English will then start to really downsize the bureaucracy to balance his budget and most thinking NZers will understand that. Additionally, the tougher rules surrounding welfare payments will start to kick in. 20,000 off welfare = $270m less in welfare payments at least and an increase in PAYE tax with people working. And that $270m is per annum for many years to come.


You believe your own dreams mate. What are the 20,000 people coming off welfare going to do? There are no jobs...


Spartacus, there might be no jobs in some areas, but Christchurch and Auckland have plenty. As far back as I can remember, the idea in life is to go where the work is because that's where the money is. Those on welfare will be faced with ever tougher rules surrounding payments, and moving to a new location with some assistance will be an option.

Those who bleat that there not are actually saying "we won't work unless the job is near where I live and is what I want to do". Well, great if you can get away with it, but more and more of us who pay taxes believe that those who want to benefit from our generosity will have to shift to where the work is, and they will have to adapt to the work that is available.
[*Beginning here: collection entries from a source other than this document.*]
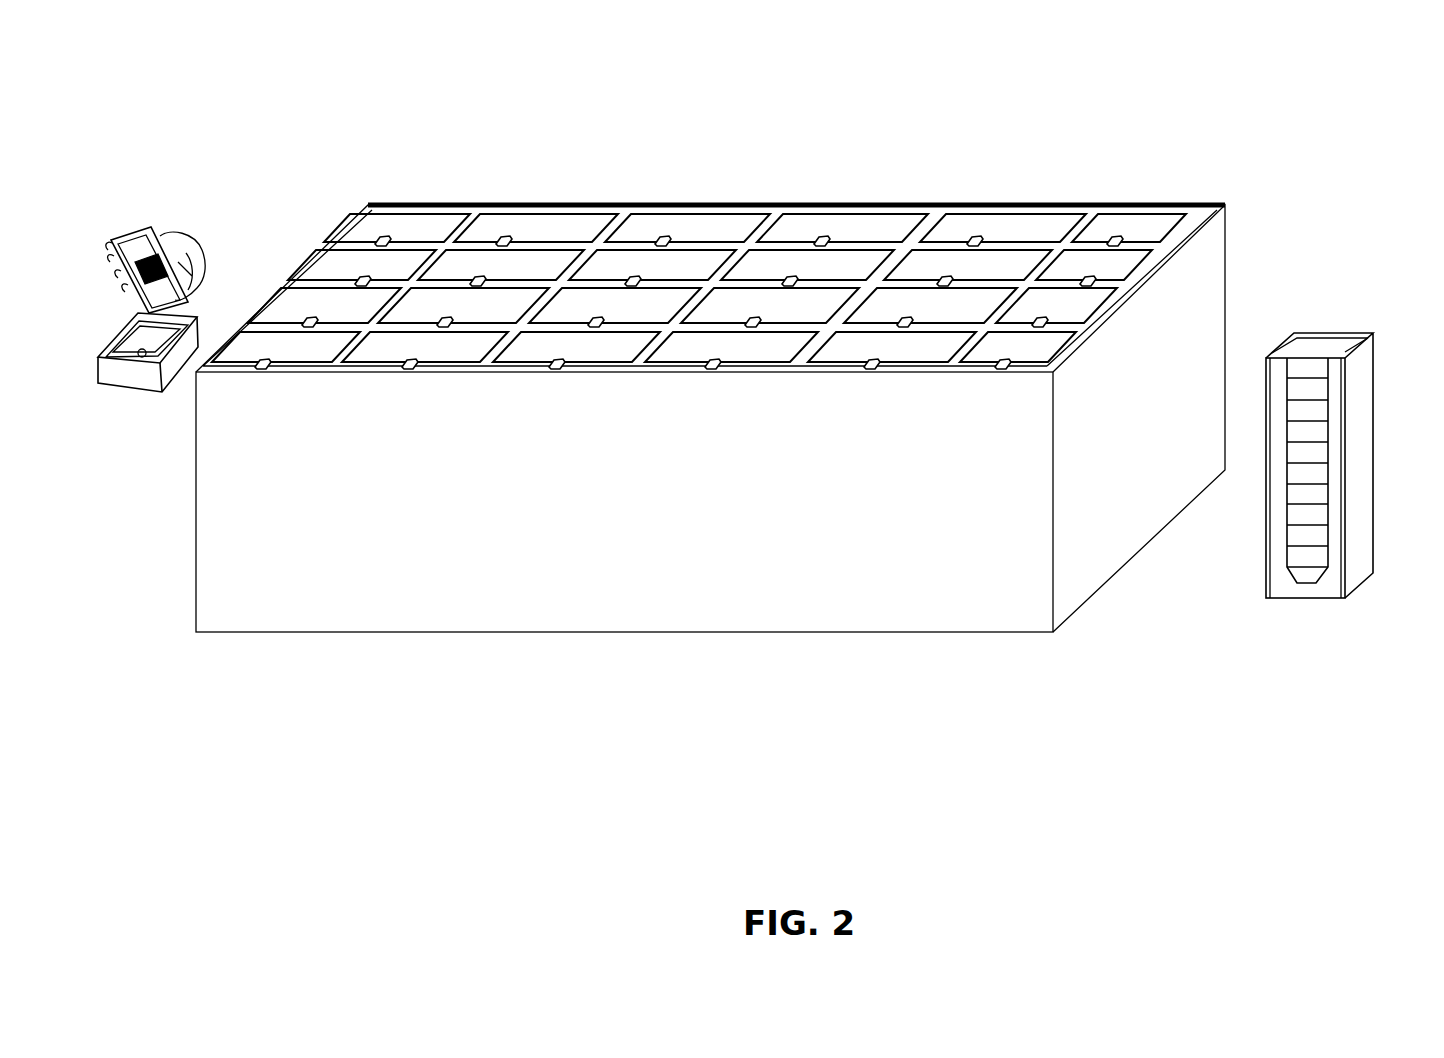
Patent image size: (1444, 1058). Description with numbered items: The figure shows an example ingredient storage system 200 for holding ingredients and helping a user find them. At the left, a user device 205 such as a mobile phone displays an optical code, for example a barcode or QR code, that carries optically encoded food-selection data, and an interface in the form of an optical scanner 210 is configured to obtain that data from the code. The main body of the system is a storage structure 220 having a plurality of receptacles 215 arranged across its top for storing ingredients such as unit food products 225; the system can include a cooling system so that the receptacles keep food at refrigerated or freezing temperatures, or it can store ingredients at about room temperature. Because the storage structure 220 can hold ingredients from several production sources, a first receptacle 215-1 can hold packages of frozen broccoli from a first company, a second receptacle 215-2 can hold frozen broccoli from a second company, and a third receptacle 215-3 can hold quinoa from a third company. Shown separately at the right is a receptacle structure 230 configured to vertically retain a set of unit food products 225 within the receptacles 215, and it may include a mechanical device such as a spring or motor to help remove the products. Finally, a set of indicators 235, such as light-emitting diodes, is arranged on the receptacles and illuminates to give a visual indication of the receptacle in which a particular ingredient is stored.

The ingredient storage system 200 is at (308, 35).
The user device 205 is at (128, 228).
The optical scanner 210 is at (128, 392).
The receptacles 215 is at (575, 191).
The first receptacle 215-1 is at (366, 222).
The second receptacle 215-2 is at (478, 222).
The third receptacle 215-3 is at (892, 224).
The storage structure 220 is at (908, 632).
The unit food product 225 is at (1300, 372).
The receptacle structure 230 is at (1368, 578).
The indicators 235 is at (1108, 238).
Sounds like a North Korean-style government intervention to me. You propose building slave camps to house them as well? Some intelligent, innovative govt strategies for progress might help, but fat chance of that happening under the merchant banker.


Exactly Chris. The thousands of engineers and tradespeople who trained for years at university / polytechnics etc have all had to follow the work and move. Should be no different for the unemployed... Except they do have to pass a drug screening test to work in the construction sector... And as we've read in the MSM, numerous unemployed don't even attempt to try for this work ...because they would need to stop smoking the herb.

Welfare recipients should act like how you would receive a meal as an invited guest at someone else's dinner table. If you don't like what free food is put in front of you... leave it. Complaining you want better seating and other food, whilst abusing the host after scoffing everything only gets you ignored - since most can't be thrown out - and hopefully by breakfast time they would have learnt gratitude for all the free food... Because they should also be served up last nights cold leftovers... And if they dont like it... They don't have to eat it.

Complaining your free hand outs isn't enough is rather churlish to say the least.


With a tiny majority to govern (unlike the landslide victory National supporters bray about regularly in their usual self-delusional manner) John Key, etc, have an obligation to take the rest of us with him on contentious issues or he'll do a 1981 Muldoon and polarise the country. Or is it too late?


Ask not what your country can do for you....

Key/National told NZ Inc their intentions long before the last election and what would happen when voted back in with a mandate to do it.

NZ spoke. National won. Again. Mandate granted, despite MMP.

Get on with.


"Get on with it"
But I cannot agree with the left wing cry of:
"Ask not what your country can do for you, but rather what you can do your country for."